Sem poder andar de bicicleta, decidiu começar a trabalhar numa fábrica de processamento de peixe de Hanstholm, o porto dinamarquês que espreita o Báltico e de onde via partir os 'ferries' para as Ilhas Faroé.

"Gostava daquele trabalho mesmo tendo de acordar às cinco da manhã. Era relaxante e não tinha de pensar muito. Apenas tinha de anotar as encomendas de linguado e bacalhau, tratar dos recibos e das licitações. Não precisava de trabalhar, mas ainda não sabia se iria tornar-me ciclista profissional", explicou numa entrevista ao diário desportivo italiano 'Gazzetta dello Sport'.

Mesmo quando recuperou da lesão, Vingegaard continuou a trabalhar na fábrica. "Não é fácil madrugar para ir para a fábrica, passar oito horas sem descanso e, de tarde, outras quatro ou cinco sobre a bicicleta.
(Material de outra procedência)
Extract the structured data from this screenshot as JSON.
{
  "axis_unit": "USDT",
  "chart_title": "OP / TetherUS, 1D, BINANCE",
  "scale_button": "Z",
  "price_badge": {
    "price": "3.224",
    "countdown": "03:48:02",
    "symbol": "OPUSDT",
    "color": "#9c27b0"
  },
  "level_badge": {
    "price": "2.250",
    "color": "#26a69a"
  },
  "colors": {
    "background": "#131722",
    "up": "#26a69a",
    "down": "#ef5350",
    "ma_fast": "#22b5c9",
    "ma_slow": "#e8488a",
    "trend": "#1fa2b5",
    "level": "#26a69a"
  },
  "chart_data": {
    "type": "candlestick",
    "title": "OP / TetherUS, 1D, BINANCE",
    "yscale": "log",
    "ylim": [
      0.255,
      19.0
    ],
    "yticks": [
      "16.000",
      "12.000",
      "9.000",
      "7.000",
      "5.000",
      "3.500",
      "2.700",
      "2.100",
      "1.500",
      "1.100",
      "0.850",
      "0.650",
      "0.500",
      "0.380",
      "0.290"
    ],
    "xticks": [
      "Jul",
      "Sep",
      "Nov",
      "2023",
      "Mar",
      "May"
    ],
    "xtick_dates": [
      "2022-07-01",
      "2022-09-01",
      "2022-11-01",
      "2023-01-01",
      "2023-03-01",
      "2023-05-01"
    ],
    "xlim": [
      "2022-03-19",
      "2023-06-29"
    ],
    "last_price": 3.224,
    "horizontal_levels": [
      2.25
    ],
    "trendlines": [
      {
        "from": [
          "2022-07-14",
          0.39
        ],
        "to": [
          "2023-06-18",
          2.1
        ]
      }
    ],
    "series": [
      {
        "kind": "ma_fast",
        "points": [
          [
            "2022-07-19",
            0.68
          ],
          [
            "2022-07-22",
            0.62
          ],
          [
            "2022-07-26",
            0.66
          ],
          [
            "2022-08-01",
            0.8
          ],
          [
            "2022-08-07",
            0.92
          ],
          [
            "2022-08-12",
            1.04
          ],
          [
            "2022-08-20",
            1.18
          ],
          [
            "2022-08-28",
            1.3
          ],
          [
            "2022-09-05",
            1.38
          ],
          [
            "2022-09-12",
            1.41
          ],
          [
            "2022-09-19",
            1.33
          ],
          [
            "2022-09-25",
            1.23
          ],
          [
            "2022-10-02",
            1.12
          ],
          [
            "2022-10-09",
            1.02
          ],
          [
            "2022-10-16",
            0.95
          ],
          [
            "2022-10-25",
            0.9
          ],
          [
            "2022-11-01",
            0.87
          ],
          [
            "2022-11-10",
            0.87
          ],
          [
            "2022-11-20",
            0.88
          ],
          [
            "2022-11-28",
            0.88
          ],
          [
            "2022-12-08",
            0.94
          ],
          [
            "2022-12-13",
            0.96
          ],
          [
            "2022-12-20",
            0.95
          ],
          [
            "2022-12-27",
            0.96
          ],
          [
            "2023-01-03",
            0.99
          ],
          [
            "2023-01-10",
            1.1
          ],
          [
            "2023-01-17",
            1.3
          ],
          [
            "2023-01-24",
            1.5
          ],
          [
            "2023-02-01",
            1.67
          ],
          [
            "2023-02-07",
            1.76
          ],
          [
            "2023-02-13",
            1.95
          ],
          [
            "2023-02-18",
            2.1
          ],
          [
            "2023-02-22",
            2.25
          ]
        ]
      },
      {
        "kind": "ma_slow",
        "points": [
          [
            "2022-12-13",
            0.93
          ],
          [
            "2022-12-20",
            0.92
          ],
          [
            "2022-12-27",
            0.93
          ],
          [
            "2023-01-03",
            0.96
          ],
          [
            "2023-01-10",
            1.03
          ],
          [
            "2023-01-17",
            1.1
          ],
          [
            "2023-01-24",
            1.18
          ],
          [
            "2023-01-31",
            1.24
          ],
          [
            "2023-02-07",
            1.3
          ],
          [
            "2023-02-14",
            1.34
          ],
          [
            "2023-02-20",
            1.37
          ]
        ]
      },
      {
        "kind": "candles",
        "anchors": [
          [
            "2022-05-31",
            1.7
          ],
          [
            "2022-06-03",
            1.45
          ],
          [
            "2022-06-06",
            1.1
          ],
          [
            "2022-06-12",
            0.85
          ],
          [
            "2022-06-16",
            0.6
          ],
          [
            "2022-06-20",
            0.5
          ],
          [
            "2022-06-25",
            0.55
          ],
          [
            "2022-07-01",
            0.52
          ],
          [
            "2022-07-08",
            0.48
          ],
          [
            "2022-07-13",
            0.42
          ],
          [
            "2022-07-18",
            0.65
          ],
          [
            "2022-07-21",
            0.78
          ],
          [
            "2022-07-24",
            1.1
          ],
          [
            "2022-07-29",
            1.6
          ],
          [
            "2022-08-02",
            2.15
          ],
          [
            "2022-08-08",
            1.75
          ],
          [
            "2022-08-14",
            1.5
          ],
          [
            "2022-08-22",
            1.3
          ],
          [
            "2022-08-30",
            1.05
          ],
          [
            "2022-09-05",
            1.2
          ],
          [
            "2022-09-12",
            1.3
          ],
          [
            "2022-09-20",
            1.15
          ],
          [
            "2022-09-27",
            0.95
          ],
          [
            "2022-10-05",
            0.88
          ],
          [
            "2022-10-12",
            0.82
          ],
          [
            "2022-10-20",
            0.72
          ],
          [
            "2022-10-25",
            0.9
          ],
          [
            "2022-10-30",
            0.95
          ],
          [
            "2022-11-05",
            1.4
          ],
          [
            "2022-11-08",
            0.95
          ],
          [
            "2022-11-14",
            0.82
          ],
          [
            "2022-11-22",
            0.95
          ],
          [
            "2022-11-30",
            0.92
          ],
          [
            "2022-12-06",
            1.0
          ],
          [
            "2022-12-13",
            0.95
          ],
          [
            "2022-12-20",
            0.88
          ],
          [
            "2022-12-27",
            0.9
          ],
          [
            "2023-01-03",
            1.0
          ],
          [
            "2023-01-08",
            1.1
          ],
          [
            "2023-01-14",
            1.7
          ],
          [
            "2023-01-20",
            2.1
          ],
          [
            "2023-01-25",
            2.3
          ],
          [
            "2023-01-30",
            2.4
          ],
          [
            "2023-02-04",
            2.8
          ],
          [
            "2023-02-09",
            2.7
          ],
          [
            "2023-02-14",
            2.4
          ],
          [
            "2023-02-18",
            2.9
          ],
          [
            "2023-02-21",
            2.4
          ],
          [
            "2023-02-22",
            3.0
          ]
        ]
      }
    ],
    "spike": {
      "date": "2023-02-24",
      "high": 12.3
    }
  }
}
Isso molda o caráter", notou.

O agora bicampeão da Volta a França absorveu dessa experiência e das origens humildes os seus principais traços de personalidade, aos quais se junta uma bondade reconhecida por colegas e adversários, como Pogacar, que o define como "um grande tipo".

Cerebral como poucos na estrada, nunca se desvia do plano traçado para si pela Jumbo-Visma , escolheu a dedo o seu calendário esta época (participou apenas em quatro provas antes do Tour e venceu três, perdendo apenas o Paris-Nice para o esloveno da UAE Emirates), é devoto às suas duas meninas, que o acompanharam todos os dias nesta 'Grande Boucle'.
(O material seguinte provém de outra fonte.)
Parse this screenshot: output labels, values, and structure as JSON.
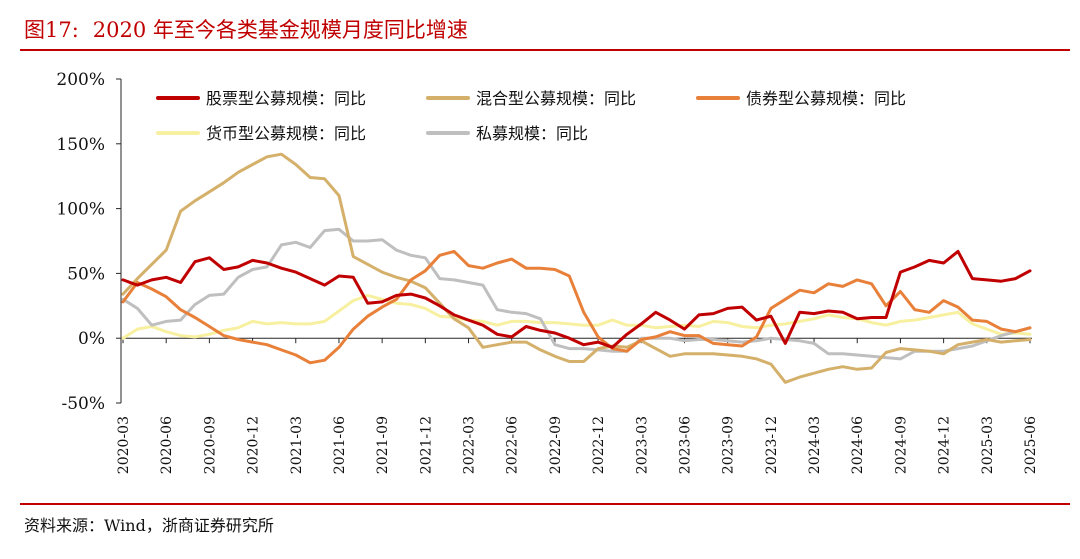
{
  "figure": {
    "label": "图17:",
    "title": "2020 年至今各类基金规模月度同比增速",
    "source": "资料来源：Wind，浙商证券研究所"
  },
  "colors": {
    "accent": "#c00000",
    "axis": "#262626"
  },
  "chart_data": {
    "type": "line",
    "title": "",
    "xlabel": "",
    "ylabel": "",
    "ylim": [
      -50,
      200
    ],
    "yticks": [
      -50,
      0,
      50,
      100,
      150,
      200
    ],
    "ytick_labels": [
      "-50%",
      "0%",
      "50%",
      "100%",
      "150%",
      "200%"
    ],
    "grid": false,
    "legend_position": "top",
    "x": [
      "2020-03",
      "2020-04",
      "2020-05",
      "2020-06",
      "2020-07",
      "2020-08",
      "2020-09",
      "2020-10",
      "2020-11",
      "2020-12",
      "2021-01",
      "2021-02",
      "2021-03",
      "2021-04",
      "2021-05",
      "2021-06",
      "2021-07",
      "2021-08",
      "2021-09",
      "2021-10",
      "2021-11",
      "2021-12",
      "2022-01",
      "2022-02",
      "2022-03",
      "2022-04",
      "2022-05",
      "2022-06",
      "2022-07",
      "2022-08",
      "2022-09",
      "2022-10",
      "2022-11",
      "2022-12",
      "2023-01",
      "2023-02",
      "2023-03",
      "2023-04",
      "2023-05",
      "2023-06",
      "2023-07",
      "2023-08",
      "2023-09",
      "2023-10",
      "2023-11",
      "2023-12",
      "2024-01",
      "2024-02",
      "2024-03",
      "2024-04",
      "2024-05",
      "2024-06",
      "2024-07",
      "2024-08",
      "2024-09",
      "2024-10",
      "2024-11",
      "2024-12",
      "2025-01",
      "2025-02",
      "2025-03",
      "2025-04",
      "2025-05",
      "2025-06"
    ],
    "xtick_labels": [
      "2020-03",
      "2020-06",
      "2020-09",
      "2020-12",
      "2021-03",
      "2021-06",
      "2021-09",
      "2021-12",
      "2022-03",
      "2022-06",
      "2022-09",
      "2022-12",
      "2023-03",
      "2023-06",
      "2023-09",
      "2023-12",
      "2024-03",
      "2024-06",
      "2024-09",
      "2024-12",
      "2025-03",
      "2025-06"
    ],
    "series": [
      {
        "name": "股票型公募规模：同比",
        "color": "#c00000",
        "values": [
          45,
          41,
          45,
          47,
          43,
          59,
          62,
          53,
          55,
          60,
          58,
          54,
          51,
          46,
          41,
          48,
          47,
          27,
          28,
          33,
          34,
          31,
          25,
          18,
          14,
          10,
          3,
          1,
          9,
          6,
          4,
          0,
          -5,
          -3,
          -7,
          3,
          11,
          20,
          14,
          7,
          18,
          19,
          23,
          24,
          14,
          17,
          -4,
          20,
          19,
          21,
          20,
          15,
          16,
          16,
          51,
          55,
          60,
          58,
          67,
          46,
          45,
          44,
          46,
          52
        ]
      },
      {
        "name": "混合型公募规模：同比",
        "color": "#d4b06a",
        "values": [
          34,
          46,
          57,
          68,
          98,
          106,
          113,
          120,
          128,
          134,
          140,
          142,
          134,
          124,
          123,
          110,
          63,
          57,
          51,
          47,
          44,
          39,
          27,
          15,
          8,
          -7,
          -5,
          -3,
          -3,
          -9,
          -14,
          -18,
          -18,
          -8,
          -6,
          -7,
          -2,
          -8,
          -14,
          -12,
          -12,
          -12,
          -13,
          -14,
          -16,
          -20,
          -34,
          -30,
          -27,
          -24,
          -22,
          -24,
          -23,
          -11,
          -8,
          -9,
          -10,
          -12,
          -5,
          -3,
          -1,
          -3,
          -2,
          -1
        ]
      },
      {
        "name": "债券型公募规模：同比",
        "color": "#e8803a",
        "values": [
          28,
          43,
          38,
          32,
          22,
          16,
          9,
          2,
          -1,
          -3,
          -5,
          -9,
          -13,
          -19,
          -17,
          -7,
          7,
          17,
          24,
          30,
          45,
          52,
          64,
          67,
          56,
          54,
          58,
          61,
          54,
          54,
          53,
          48,
          20,
          1,
          -8,
          -10,
          -1,
          1,
          5,
          2,
          2,
          -4,
          -5,
          -6,
          1,
          23,
          30,
          37,
          35,
          42,
          40,
          45,
          42,
          25,
          36,
          22,
          20,
          29,
          24,
          14,
          13,
          7,
          5,
          8
        ]
      },
      {
        "name": "货币型公募规模：同比",
        "color": "#f7f0a0",
        "values": [
          0,
          7,
          9,
          5,
          2,
          1,
          3,
          6,
          8,
          13,
          11,
          12,
          11,
          11,
          13,
          21,
          29,
          33,
          30,
          27,
          26,
          23,
          17,
          16,
          14,
          13,
          10,
          13,
          13,
          12,
          12,
          11,
          10,
          10,
          14,
          10,
          10,
          8,
          9,
          10,
          9,
          13,
          12,
          9,
          8,
          10,
          11,
          13,
          15,
          18,
          16,
          15,
          12,
          10,
          13,
          14,
          16,
          18,
          20,
          11,
          7,
          3,
          4,
          3
        ]
      },
      {
        "name": "私募规模：同比",
        "color": "#bfbfbf",
        "values": [
          30,
          23,
          10,
          13,
          14,
          26,
          33,
          34,
          47,
          53,
          55,
          72,
          74,
          70,
          83,
          84,
          75,
          75,
          76,
          68,
          64,
          62,
          46,
          45,
          43,
          41,
          22,
          20,
          19,
          15,
          -5,
          -8,
          -8,
          -9,
          -10,
          -10,
          0,
          0,
          0,
          -2,
          -1,
          -1,
          -2,
          -3,
          -2,
          0,
          -1,
          -2,
          -4,
          -12,
          -12,
          -13,
          -14,
          -15,
          -16,
          -10,
          -10,
          -10,
          -8,
          -6,
          -2,
          2,
          5,
          8
        ]
      }
    ]
  }
}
Trine Hansen, que conheceu na ColoQuick CULT (era a responsável pelo marketing) e com quem casou em 2019, e Frida, a filha de quase três anos, são "tudo" para o dinamarquês, com a companheira a desempenhar um papel fundamental na sua carreira, que descolou quando foi descoberto pela Jumbo-Visma, depois de uma temporada de 2018 na qual venceu o contrarrelógio da Volta a França do Futuro, acumulou vários resultados no top 10 do escalão sub-23 e estabeleceu um novo recorde da ascensão ao Col de Rates durante um estágio.

"Jonas tem tendência para esconder as emoções, trabalhamos juntos para que ele se abra mais e para que não seja sempre eu a tomar as decisões", reconheceu a mulher responsável pela 'gestão de ansiedade' do camisola amarela, uma missão que divide com a Jumbo-Visma.

A equipa holandesa soube que tinha de agir quando Vingegaard cedeu à pressão na Volta a Polónia de 2019, um dia depois de se ter estreado a vencer no WorldTour e de ter subido à liderança da prova, na véspera da última etapa.

"Não estava preparado para a pressão, tanto da parte da equipa como de todo o ambiente e da imprensa", reconheceu após ter bloqueado mentalmente e caído 25 lugares na derradeira tirada.

A Jumbo-Visma trabalhou o psicológico de Vingegaard, deu-lhe tempo para crescer, levando à Vuelta'2020 para trabalhar para Primoz Roglic, de quem é amigo pessoal, e em 2021 viu a paciência retribuída com uma vitória numa etapa da Volta aos Emirados Árabes Unidos, logo no início da época, duas etapas e o triunfo na geral da Settimana Coppi e Bartali e o espantoso segundo lugar no Tour, ao qual chegou depois da retirada temporal de Tom Dumoulin.

Esse fantasma pareceu regressar quando o corredor simplesmente desapareceu, após a primeira vitória na Volta a França, com as notícias sobre uma possível depressão, desmentida pelo próprio, a multiplicarem-se durante meses.

Neste Tour, contudo, notou-se que a autoconfiança do dinamarquês, que é fã de Alberto Contador e dos irmãos Schleck, cresceu exponencialmente, tanto que até vai arriscar tentar uma surpreendente dobradinha, ao alinhar na Vuelta, entre 26 de agosto e 17 de setembro.

"Estou mais confiante e relaxado nesta situação e penso que essa é a maior diferença [em relação a 2022]", declarou antes de iniciar a última etapa da 110.ª edição da Volta a França, aquela que o conduziria até à segunda amarela final em Paris.